Die Rallye hat die Unternehmen zu absoluten Indexschwergewichten mutieren lassen, kein ETF kommt an diesen Titeln vorbei. Der fragwürdige Trend zum passiven Investieren begünstigt ein stückweit eine selbsterfüllende Prophezeiung, die im Einzelfall zu irrwitzig hohen Bewertungen geführt hat.

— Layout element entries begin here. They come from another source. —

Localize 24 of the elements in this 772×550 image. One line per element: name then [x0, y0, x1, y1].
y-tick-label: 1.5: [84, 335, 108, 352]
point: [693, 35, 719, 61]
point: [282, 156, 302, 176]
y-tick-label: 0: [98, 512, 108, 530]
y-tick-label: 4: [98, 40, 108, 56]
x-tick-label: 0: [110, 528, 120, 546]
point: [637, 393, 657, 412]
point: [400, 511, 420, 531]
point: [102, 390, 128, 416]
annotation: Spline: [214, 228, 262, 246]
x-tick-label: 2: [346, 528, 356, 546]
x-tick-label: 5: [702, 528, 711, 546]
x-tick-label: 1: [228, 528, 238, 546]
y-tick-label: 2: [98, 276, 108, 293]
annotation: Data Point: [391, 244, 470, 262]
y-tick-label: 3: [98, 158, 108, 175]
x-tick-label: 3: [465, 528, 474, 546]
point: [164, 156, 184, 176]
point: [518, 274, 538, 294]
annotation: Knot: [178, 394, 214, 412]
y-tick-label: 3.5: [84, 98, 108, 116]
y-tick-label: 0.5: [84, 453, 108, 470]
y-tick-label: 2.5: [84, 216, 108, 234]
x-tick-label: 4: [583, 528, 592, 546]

Mit dem letzten Jahr schien die Wende eingeläutet – unter den Zinsanstiegen litt besonders der Technologiesektor und damit auch genannte Schwergewichte. Prompt war vom Value-Comeback die Rede, auch Europa machte sich Hoffnung auf einen Bruch der ewig anmutenden Phase der Underperformance. Die Technologieaktienkorrektur in 2022 war heftig und wenig differenziert – dabei gibt es Wachstumsaktien und Wachstumsaktien. Solche, die bislang nie Geld verdient haben und dieses auch nicht auf absehbare Zeit – vielleicht auch niemals – tun werden und solche, die bereits heute hochprofitable Marktführer sind. Beiden gemein sind natürlich die zu jetzt höheren Zinssätzen abzuzinsenden für die Zukunft erwarteten Unternehmensgewinne.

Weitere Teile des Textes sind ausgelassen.